The new policy, which will go into effect in June 2018, was announced on state-owned media and at an event held in Washington, DC, highlighting how much of this decision was geared toward changing perceptions of Saudi Arabia by Western governments. The move is also seen as part of an effort by the son of the king, Crown Prince Mohammed bin Salman, to overhaul the kingdom’s economy, society, and reputation globally.
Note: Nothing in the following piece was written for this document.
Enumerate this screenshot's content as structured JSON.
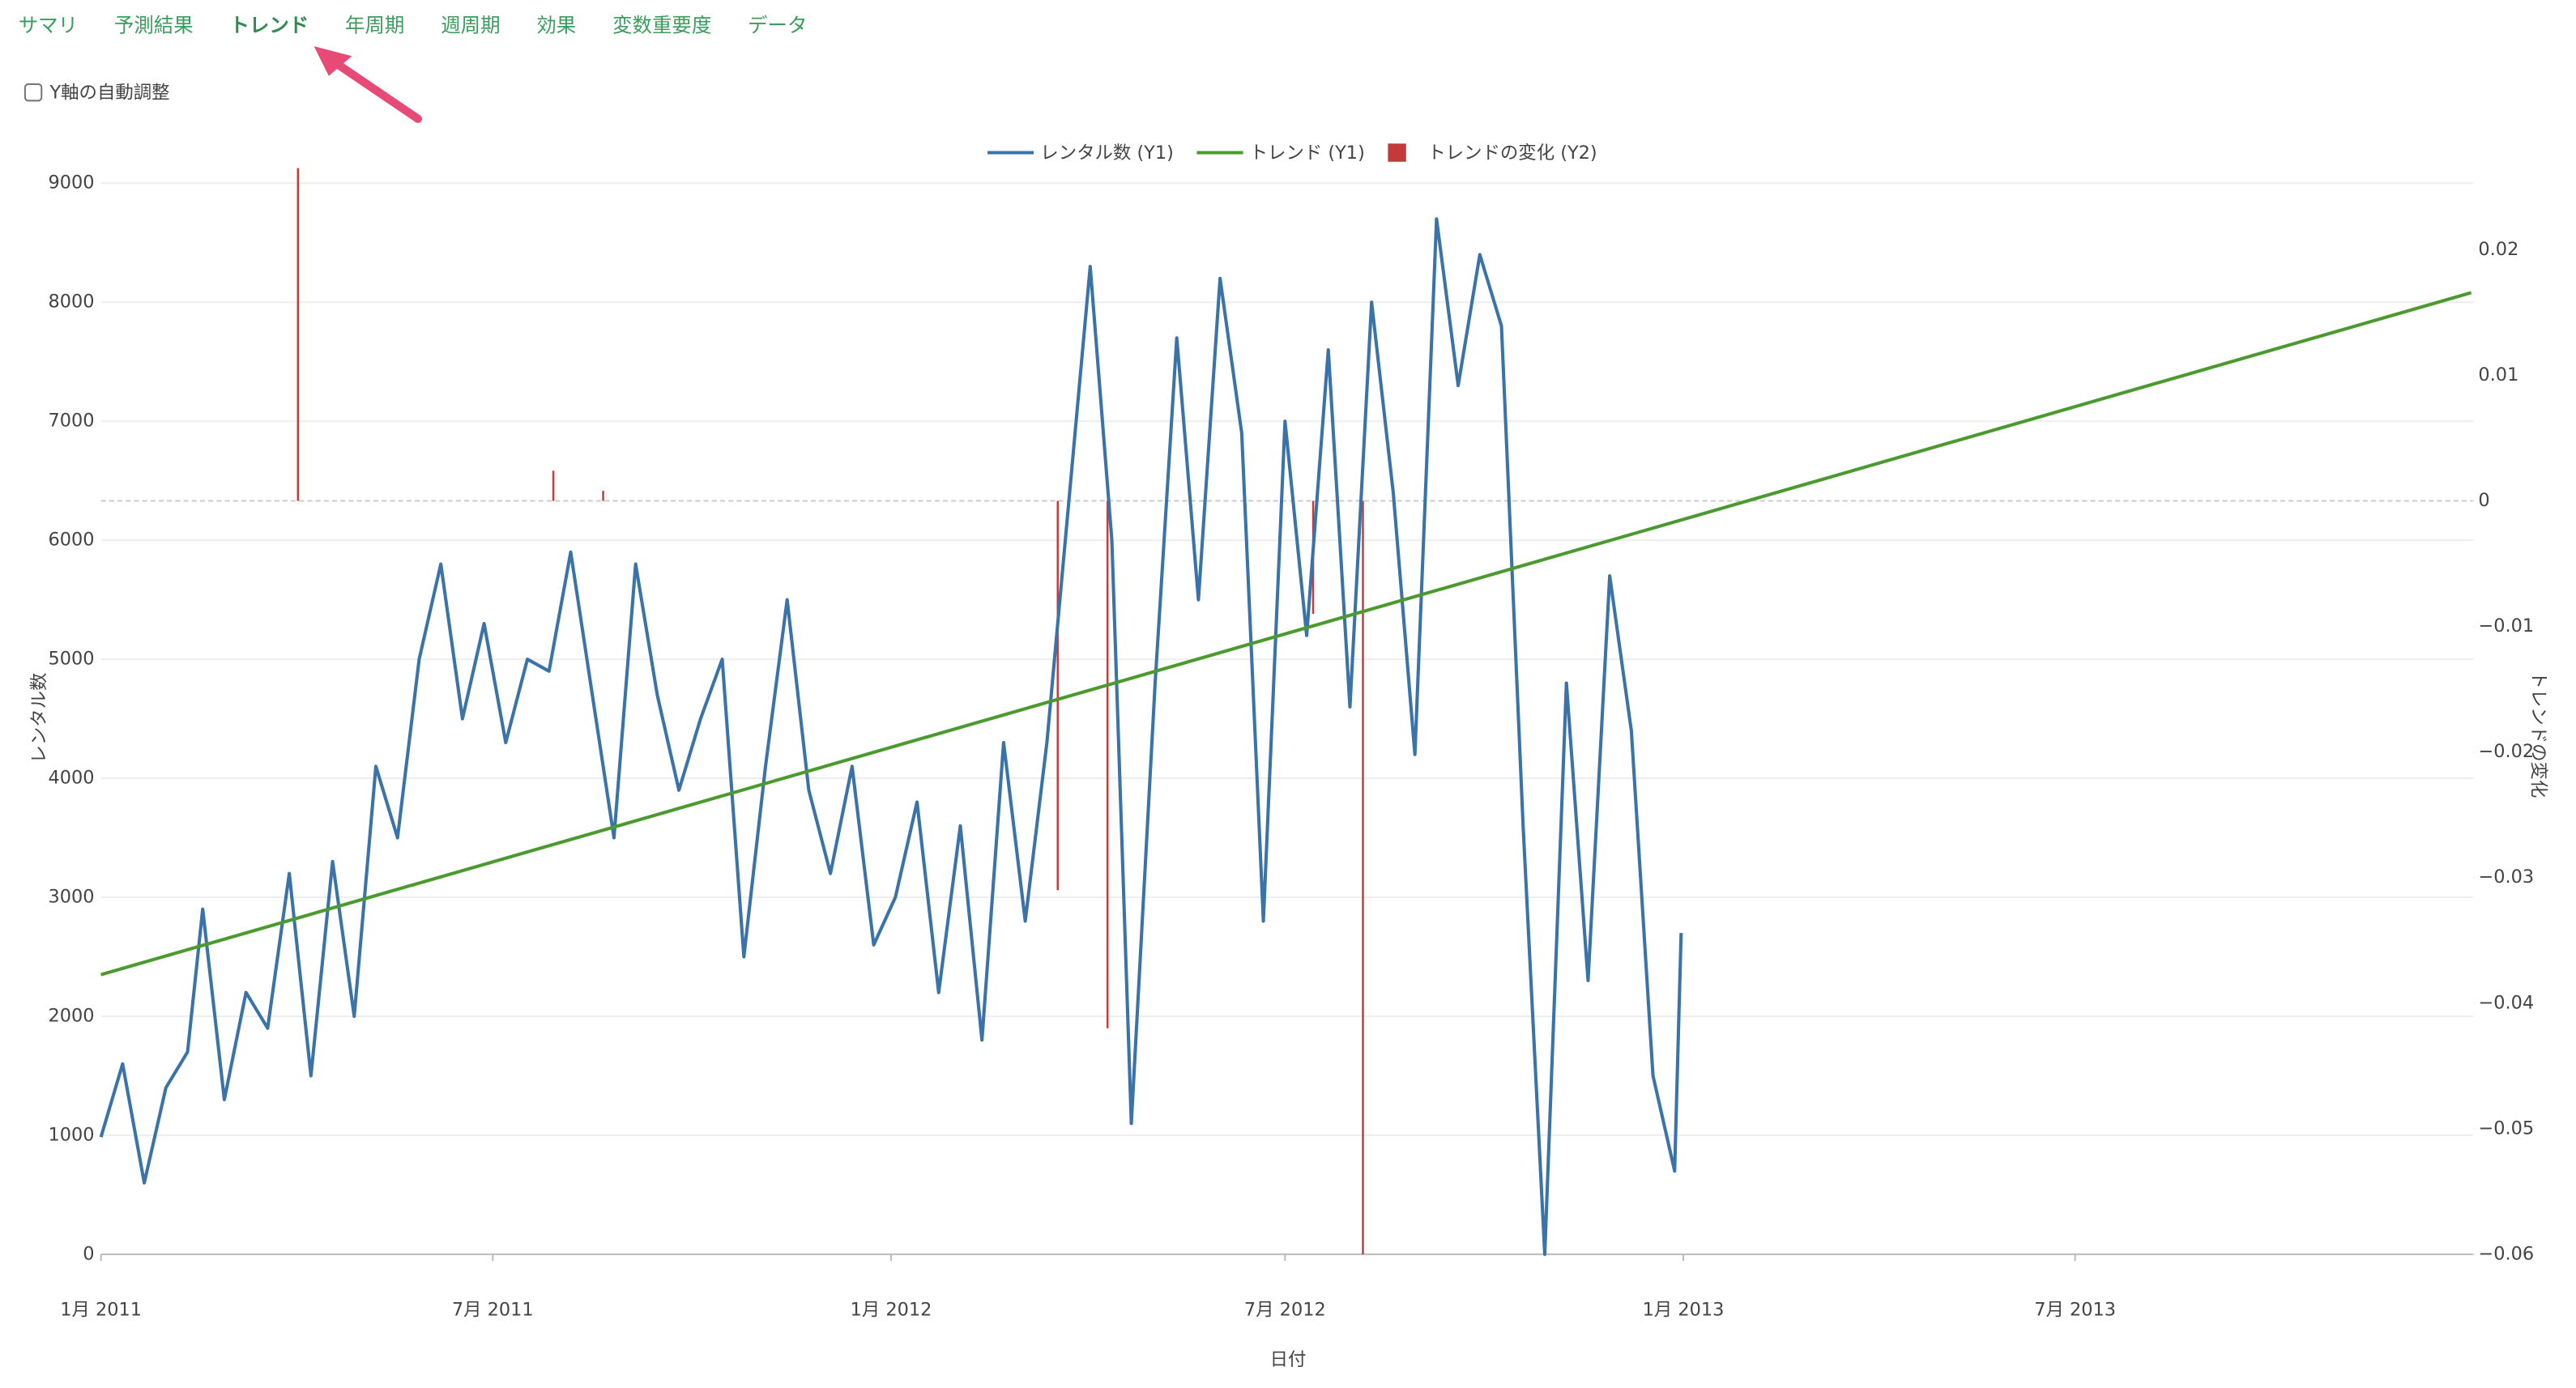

BREAKING: King of Saudi Arabia issues decree allowing women to drive. They will be allowed to start driving in 10 months.— NBC News (@NBCNews) September 26, 2017
The cultural edict is seen as partly responsible for the many obstacles that Saudi women face in joining the workforce. Lack of mobility tends to foster unemployment. According to the country’s own General Authority for Statistics, 34 percent of Saudi women were unemployed last year.
The current ban is a result of a religious fatwa issued in 1990, which prohibited women from driving within the borders of the kingdom. It is also illegal for women to be granted a driver’s license. Women who are employed have to hire private drivers to get to and from work, or use ride-hailing services like Uber or Careem to get around, which eats up much of their pay.
Lifting the ban will have an effect on the ride-sharing services that operate in the kingdom. In recent years, many Saudi women have come to depend on the app-based companies to gain freedom of movement. (Some would even say that women were a “captive market” for these services.) Soon, they may be signing up to earn money by driving for Uber or Careem, a firm valued at $1 billion that is based in Dubai and operates across the Middle East, North Africa, and South Asia.
Uber, in particular, has a unique relationship with Saudi Arabia. Last year, the company raised a staggering $3.5 billion investment from Saudi Arabia's main investment fund. As part of the deal, Public Investment Fund managing director Yasir Al Rumayyan took a seat on Uber's board. In addition, Saudi Arabia’s Princess Reema Bint Bandar Al Saud sits on the company's policy advisory board.
At the time, Uber executives expressed support for allowing women to drive, but did not state explicitly whether they planned to hire women drivers. “We've always said that women should be allowed to drive,” an Uber spokesperson said today. “In the absence of that, we're proud to have been able to provide extraordinary mobility that didn’t exist before. We look forward to continuing to support Saudi Arabia's economic and social reforms.”